For horizontal wells, both pooled units and allocation wells allow an operator to drill across regulatory lease lines. The primary difference between pooled units and allocation wells is the methodology in which royalty owners are paid on horizontal well production.

In a pooled unit, a royalty owner’s net-revenue-interest is proportionately reduced by the ratio of the number of surface acres the owner’s contributing lease contains in proportion to the total number of surface acres represented by the unit.

In an allocation well, a royalty owner’s net-revenue-interest is often proportionately reduced by multiplying the net-revenue-interest by a fraction, in which the numerator is the footage of perforated wellbore within the owner’s contributing tract, divided by the total perforated footage of the wellbore. However, operators often provide Production Allocation/Sharing Agreements to mineral/royalty owners which can modify the allocation methodology.
17. What is a tract participation factor?

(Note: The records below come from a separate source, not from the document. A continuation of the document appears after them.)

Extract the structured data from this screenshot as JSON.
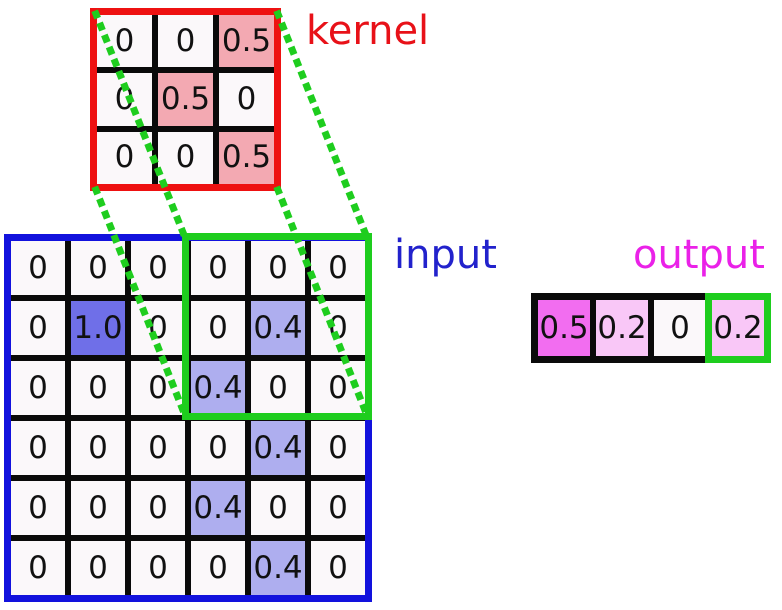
{
  "labels": {
    "kernel": "kernel",
    "input": "input",
    "output": "output"
  },
  "kernel": {
    "rows": [
      [
        "0",
        "0",
        "0.5"
      ],
      [
        "0",
        "0.5",
        "0"
      ],
      [
        "0",
        "0",
        "0.5"
      ]
    ],
    "cell_colors": {
      "0.5": "#f3a9b2"
    },
    "default_cell_color": "#fbf8fa",
    "border_color": "#ee1111",
    "cell_name": "kernel-cell"
  },
  "input": {
    "rows": [
      [
        "0",
        "0",
        "0",
        "0",
        "0",
        "0"
      ],
      [
        "0",
        "1.0",
        "0",
        "0",
        "0.4",
        "0"
      ],
      [
        "0",
        "0",
        "0",
        "0.4",
        "0",
        "0"
      ],
      [
        "0",
        "0",
        "0",
        "0",
        "0.4",
        "0"
      ],
      [
        "0",
        "0",
        "0",
        "0.4",
        "0",
        "0"
      ],
      [
        "0",
        "0",
        "0",
        "0",
        "0.4",
        "0"
      ]
    ],
    "cell_colors": {
      "1.0": "#6f6fe8",
      "0.4": "#aeaeef"
    },
    "default_cell_color": "#fbf8fa",
    "border_color": "#1212dd",
    "cell_name": "input-cell"
  },
  "output": {
    "rows": [
      [
        "0.5",
        "0.2",
        "0",
        "0.2"
      ]
    ],
    "cell_colors": {
      "0.5": "#f26df0",
      "0.2": "#f9c7f7"
    },
    "default_cell_color": "#fbf8fa",
    "border_color": "#0a0a0a",
    "highlighted_cell_index": 3,
    "cell_name": "output-cell"
  },
  "colors": {
    "kernel_accent": "#ee1111",
    "input_accent": "#1212dd",
    "output_accent": "#ea21e8",
    "highlight_green": "#1ecd1e",
    "grid_line_black": "#0a0a0a",
    "kernel_label_text": "#e81118",
    "input_label_text": "#2222cc",
    "output_label_text": "#ea21e8"
  }
}
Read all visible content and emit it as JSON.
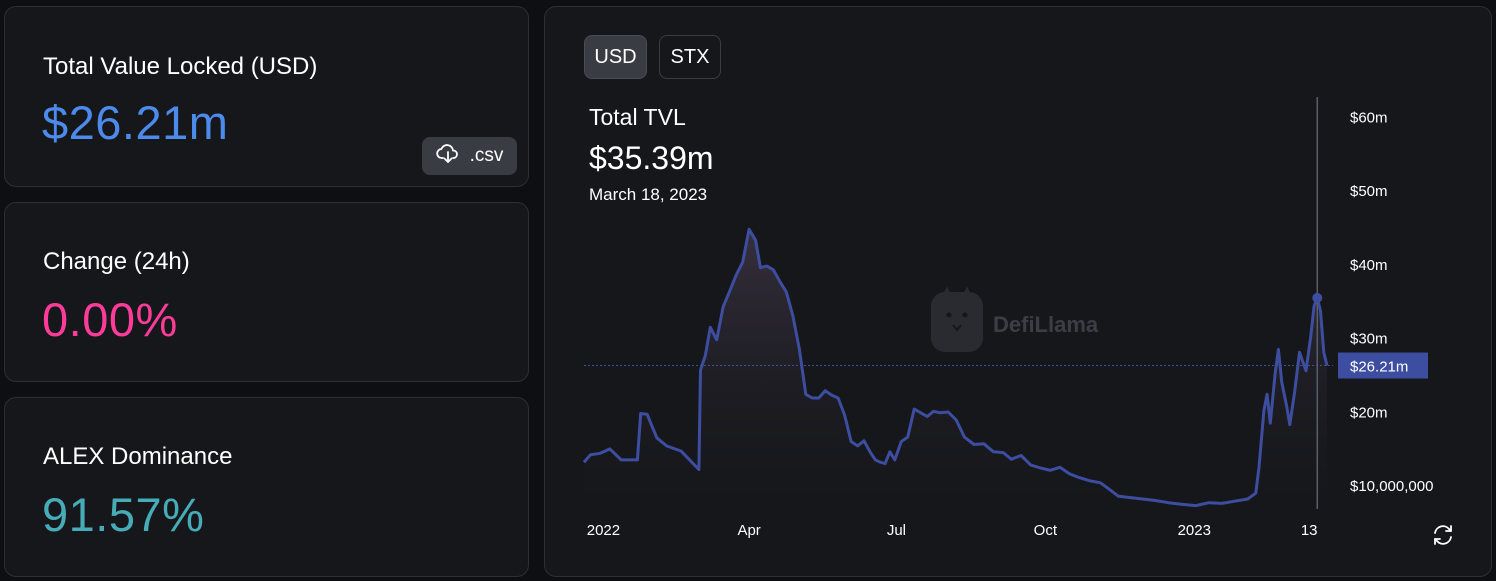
{
  "tvl_card": {
    "label": "Total Value Locked (USD)",
    "value": "$26.21m",
    "value_color": "#4c8bec",
    "csv_label": ".csv",
    "csv_icon": "cloud-download-icon"
  },
  "change_card": {
    "label": "Change (24h)",
    "value": "0.00%",
    "value_color": "#fd3c99"
  },
  "dominance_card": {
    "label": "ALEX Dominance",
    "value": "91.57%",
    "value_color": "#46acb7"
  },
  "toggles": {
    "usd": "USD",
    "stx": "STX",
    "active": "USD"
  },
  "tooltip": {
    "title": "Total TVL",
    "value": "$35.39m",
    "date": "March 18, 2023"
  },
  "watermark": {
    "text": "DefiLlama",
    "icon": "llama-logo-icon"
  },
  "refresh_icon": "refresh-icon",
  "chart_data": {
    "type": "area",
    "series_color": "#3d4ea0",
    "current_value_label": "$26.21m",
    "current_value": 26.21,
    "hover_point": {
      "x": "2023-03-18",
      "y": 35.39
    },
    "y_ticks": [
      "$60m",
      "$50m",
      "$40m",
      "$30m",
      "$20m",
      "$10,000,000"
    ],
    "y_tick_values": [
      60,
      50,
      40,
      30,
      20,
      10
    ],
    "x_ticks": [
      "2022",
      "Apr",
      "Jul",
      "Oct",
      "2023",
      "13"
    ],
    "x_tick_dates": [
      "2022-01-01",
      "2022-04-01",
      "2022-07-01",
      "2022-10-01",
      "2023-01-01",
      "2023-03-13"
    ],
    "x_range": [
      "2021-12-20",
      "2023-03-24"
    ],
    "y_unit": "USD millions",
    "points": [
      [
        "2021-12-20",
        13.1
      ],
      [
        "2021-12-24",
        14.1
      ],
      [
        "2021-12-30",
        14.3
      ],
      [
        "2022-01-05",
        14.9
      ],
      [
        "2022-01-12",
        13.4
      ],
      [
        "2022-01-22",
        13.4
      ],
      [
        "2022-01-24",
        19.7
      ],
      [
        "2022-01-28",
        19.6
      ],
      [
        "2022-02-03",
        16.4
      ],
      [
        "2022-02-09",
        15.3
      ],
      [
        "2022-02-18",
        14.6
      ],
      [
        "2022-02-25",
        13.0
      ],
      [
        "2022-03-01",
        12.1
      ],
      [
        "2022-03-02",
        25.6
      ],
      [
        "2022-03-05",
        27.6
      ],
      [
        "2022-03-08",
        31.4
      ],
      [
        "2022-03-12",
        29.7
      ],
      [
        "2022-03-16",
        34.2
      ],
      [
        "2022-03-20",
        36.3
      ],
      [
        "2022-03-24",
        38.5
      ],
      [
        "2022-03-28",
        40.2
      ],
      [
        "2022-04-01",
        44.7
      ],
      [
        "2022-04-05",
        43.2
      ],
      [
        "2022-04-08",
        39.5
      ],
      [
        "2022-04-12",
        39.7
      ],
      [
        "2022-04-16",
        39.2
      ],
      [
        "2022-04-20",
        37.6
      ],
      [
        "2022-04-24",
        36.2
      ],
      [
        "2022-04-28",
        33.0
      ],
      [
        "2022-05-02",
        28.5
      ],
      [
        "2022-05-06",
        22.3
      ],
      [
        "2022-05-10",
        21.8
      ],
      [
        "2022-05-14",
        21.8
      ],
      [
        "2022-05-18",
        22.8
      ],
      [
        "2022-05-22",
        22.2
      ],
      [
        "2022-05-26",
        21.8
      ],
      [
        "2022-05-30",
        19.5
      ],
      [
        "2022-06-03",
        15.9
      ],
      [
        "2022-06-07",
        15.3
      ],
      [
        "2022-06-11",
        16.0
      ],
      [
        "2022-06-15",
        14.4
      ],
      [
        "2022-06-18",
        13.4
      ],
      [
        "2022-06-21",
        13.1
      ],
      [
        "2022-06-24",
        12.9
      ],
      [
        "2022-06-27",
        14.5
      ],
      [
        "2022-06-30",
        13.4
      ],
      [
        "2022-07-04",
        15.9
      ],
      [
        "2022-07-08",
        16.5
      ],
      [
        "2022-07-12",
        20.3
      ],
      [
        "2022-07-16",
        19.8
      ],
      [
        "2022-07-20",
        19.3
      ],
      [
        "2022-07-24",
        20.0
      ],
      [
        "2022-07-28",
        19.8
      ],
      [
        "2022-08-02",
        19.9
      ],
      [
        "2022-08-07",
        18.8
      ],
      [
        "2022-08-12",
        16.5
      ],
      [
        "2022-08-18",
        15.5
      ],
      [
        "2022-08-24",
        15.6
      ],
      [
        "2022-08-30",
        14.5
      ],
      [
        "2022-09-05",
        14.4
      ],
      [
        "2022-09-10",
        13.5
      ],
      [
        "2022-09-16",
        14.0
      ],
      [
        "2022-09-22",
        12.7
      ],
      [
        "2022-09-28",
        12.3
      ],
      [
        "2022-10-04",
        12.0
      ],
      [
        "2022-10-10",
        12.4
      ],
      [
        "2022-10-16",
        11.5
      ],
      [
        "2022-10-22",
        11.0
      ],
      [
        "2022-10-28",
        10.6
      ],
      [
        "2022-11-04",
        10.3
      ],
      [
        "2022-11-09",
        9.5
      ],
      [
        "2022-11-15",
        8.5
      ],
      [
        "2022-11-22",
        8.3
      ],
      [
        "2022-11-30",
        8.1
      ],
      [
        "2022-12-08",
        7.9
      ],
      [
        "2022-12-16",
        7.6
      ],
      [
        "2022-12-24",
        7.4
      ],
      [
        "2023-01-02",
        7.2
      ],
      [
        "2023-01-10",
        7.6
      ],
      [
        "2023-01-18",
        7.5
      ],
      [
        "2023-01-26",
        7.8
      ],
      [
        "2023-02-03",
        8.1
      ],
      [
        "2023-02-08",
        8.9
      ],
      [
        "2023-02-10",
        12.4
      ],
      [
        "2023-02-13",
        20.1
      ],
      [
        "2023-02-15",
        22.3
      ],
      [
        "2023-02-17",
        18.4
      ],
      [
        "2023-02-20",
        25.2
      ],
      [
        "2023-02-22",
        28.4
      ],
      [
        "2023-02-24",
        24.0
      ],
      [
        "2023-02-27",
        20.8
      ],
      [
        "2023-03-01",
        18.2
      ],
      [
        "2023-03-04",
        22.6
      ],
      [
        "2023-03-07",
        28.0
      ],
      [
        "2023-03-11",
        25.5
      ],
      [
        "2023-03-14",
        30.2
      ],
      [
        "2023-03-16",
        34.3
      ],
      [
        "2023-03-18",
        35.4
      ],
      [
        "2023-03-20",
        33.6
      ],
      [
        "2023-03-22",
        28.0
      ],
      [
        "2023-03-24",
        26.2
      ]
    ]
  }
}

When an oil & gas lease is pooled into a larger regulatory lease or unit, the mineral/royalty owner’s right to production revenue is proportionately reduced by the number of surface acres of its tract within the larger regulatory lease or unit.
18. How do you calculate net-revenue-interest?

The net-revenue-interest is simply your fractional mineral/royalty interest in the regulatory lease, multiplied by the royalty rate negotiated in the governing oil & gas lease. When appropriate, a tract participation factor may also be applied.
19. What are the tax consequences should I decide to divest mineral/royalty rights?

Divestment of a mineral/royalty interest results in a single tax event. Receipt of monthly oil & gas royalty revenue payments are taxed on a continuing, annual basis. It is imperative to consult with your tax professional to accurately determine an individual’s tax burdens/consequences.
20. Can I sell my minerals if they’re in a trust?

Trusts are created by the execution of a “Trust Agreement.” The Trust Agreement will determine whether or not the Trustee(s) may sell mineral interests owned by the trust. Since every trust has its own, unique Trust Agreement, some trusts may be able to sell mineral interests while others may not.